Gundersen: The radiation is being diluted by the wind and spread out. Tokyo is a long way away. Germany is a long way from Chernobyl, and the ground in Germany is so contaminated that they are still prohibiting the hunting of wild boars, 25 years later.
But we don’t have a lot of accurate measures. There’s a U.S. aircraft carrier 100 miles away, and the workers on that aircraft carrier received in one hour the dose they would normally get in one month.
GlobalPost: Is there any risk that the radiation would reach American shores?
Gundersen: Oh it will. Chernobyl reached the U.S. The question is how much radiation? There’s not a lot of data to make that determination right now.
GlobalPost: Should people be concerned about food contamination?
Gundersen: Certainly in Japan they should.

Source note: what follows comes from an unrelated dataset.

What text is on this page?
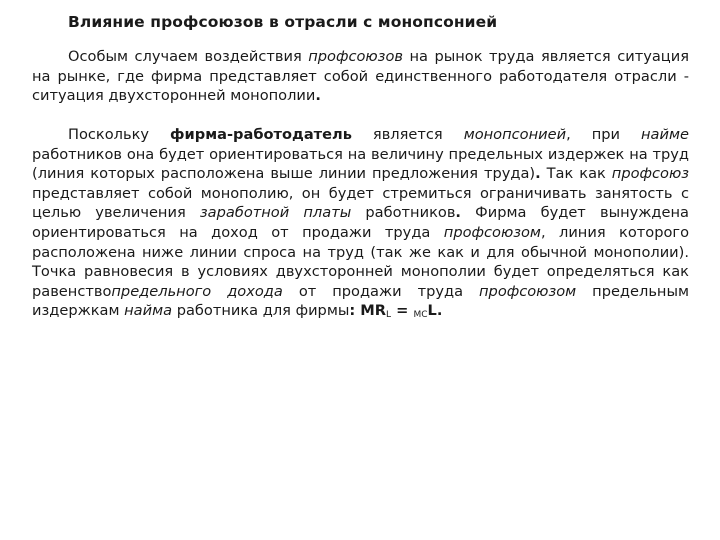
Влияние профсоюзов в отрасли с монопсонией

Особым случаем воздействия профсоюзов на рынок труда является ситуация на рынке, где фирма представляет собой единственного работодателя отрасли - ситуация двухсторонней монополии.

Поскольку фирма-работодатель является монопсонией, при найме работников она будет ориентироваться на величину предельных издержек на труд (линия которых расположена выше линии предложения труда). Так как профсоюз представляет собой монополию, он будет стремиться ограничивать занятость с целью увеличения заработной платы работников. Фирма будет вынуждена ориентироваться на доход от продажи труда профсоюзом, линия которого расположена ниже линии спроса на труд (так же как и для обычной монополии). Точка равновесия в условиях двухсторонней монополии будет определяться как равенствопредельного дохода от продажи труда профсоюзом предельным издержкам найма работника для фирмы: $MR_L = _{MC}L$.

I’ve gone out and bought potassium iodine pills, and I plan to take potassium iodine starting in about 10 days, just because I’m concerned about food contamination. That’s a personal choice right now. My experience says that it would be prudent to get potassium iodine pills and take them, to avoid any of the iodine that might come over. But there’s not a lot of data to support whether or not potassium iodine really helps.
GlobalPost: Is that something that you can buy in a health food store?
Gundersen: Yes, you can get these pills in health food stores and online, although I hear that they’re selling out.